The third caveat is that a board staff may inadvertently usurp the oversight responsibilities of fund board committees. Finally, a board staff may start to complete some of the tasks traditionally handled by management; this could be an issue as the fiduciary responsibility, and liability, may shift from fund management to the board itself. 


A List of Tasks

The responsibilities of a staff to a fund board may include some or all the following tasks:


  • Assistance with contract renewal, particularly the selection of a peer group for each fund in the complex and the metrics to measure the nature and quality of service, comparative fees and expenses to a peer group, an assessment of the cost of providing service, comparison of fees and expenses to other products offered by the management company, and an assessment of reasonable profitability and shared economies of scale.
  • Administrative functions such as document preparation and timely presentation in electronic format, onboarding of new directors, recommendations for new director criteria, as well as logistical arrangements for the board. Travel, scheduling, accommodation, and computer assistance is an involved and time-consuming task.
  • Supplemental assistance with investment analysis, such as performance attribution, economic analysis of new, merged or closed funds, review of consistency with fund prospectus objectives and investment strategy, assessment of best execution, suitability of soft dollar usage for research, assessment of portfolio managers or monitoring of closet indexing, and review of liquidity and derivatives exposure.
  • Coordination with specialist consultant relationships, management company business divisions, privacy, anti-money-laundering, business continuity planning staff, cybersecurity, and internal audit reviews; sometimes also a review of D&O insurance.
  • Supplementary assistance with risk management, particularly investment, operational, regulatory, and liquidity, counterparty, and derivative risks.


Many of these tasks may already be accomplished by the CCO, the general counsel's office, management company business divisions, independent counsel, and/or specialized consultants. But the more complicated the product, fee, investment, and distribution strategy of the complex, the more likely there is a need for an independent staff. This may also be the case after an acquisition of formerly independent advisers or where fund boards have merged.
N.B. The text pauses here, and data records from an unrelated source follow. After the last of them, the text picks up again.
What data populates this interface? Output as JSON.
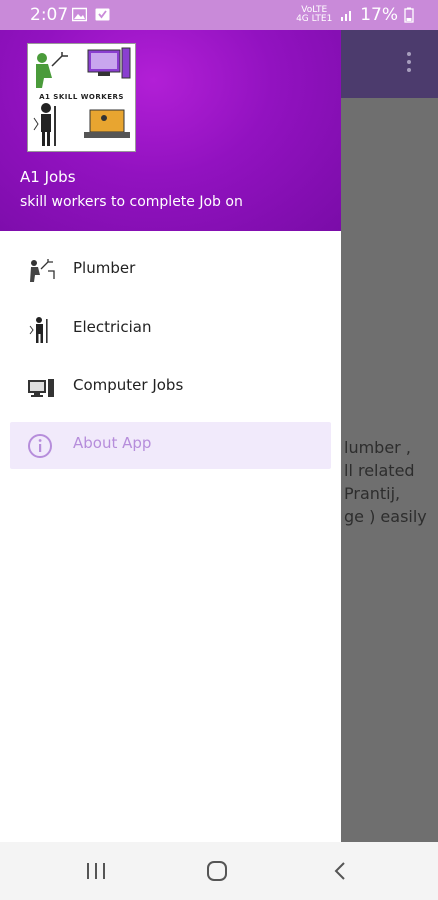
{
  "status_bar": {
    "time": "2:07",
    "network": "VoLTE 4G LTE1",
    "battery_percent": "17%"
  },
  "drawer": {
    "logo_text": "A1 SKILL WORKERS",
    "title": "A1 Jobs",
    "subtitle": "skill workers to complete Job on",
    "items": [
      {
        "label": "Plumber",
        "icon": "plumber-icon"
      },
      {
        "label": "Electrician",
        "icon": "electrician-icon"
      },
      {
        "label": "Computer Jobs",
        "icon": "computer-icon"
      },
      {
        "label": "About App",
        "icon": "info-icon"
      }
    ]
  },
  "background": {
    "lines": [
      "lumber ,",
      "ll related",
      "Prantij,",
      "ge ) easily"
    ]
  },
  "colors": {
    "status_bar": "#c98ad9",
    "drawer_header": "#9212c0",
    "active_item_bg": "#f1eafb",
    "active_item_text": "#b68ddb",
    "overlay": "#6f6f6f"
  }
}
A dedicated staff to the fund board is an interesting concept, especially as the fund industry consolidates into mega-complexes, and one that warrants consideration and review. Undoubtedly, many fund groups are already well served by their current support system. In every case, it may be a good idea for fund boards to make a list of the tasks that need to be performed and define who has responsibility for each.

Meyrick Payne (pictured above, left) heads Management Practice Inc.'s mutual fund practice. For 35 years, he has consulted to mutual fund boards on contract renewal and sensitive issues and has served as an expert witness on their behalf. Frank Tarantino (pictured above, right) is the former independent senior officer for MFS Funds. He advised the funds' board with respect to oversight of statutory, regulatory, and fiduciary compliance and the annual renewal of the funds' investment advisory contracts and Rule 12b-1 plans.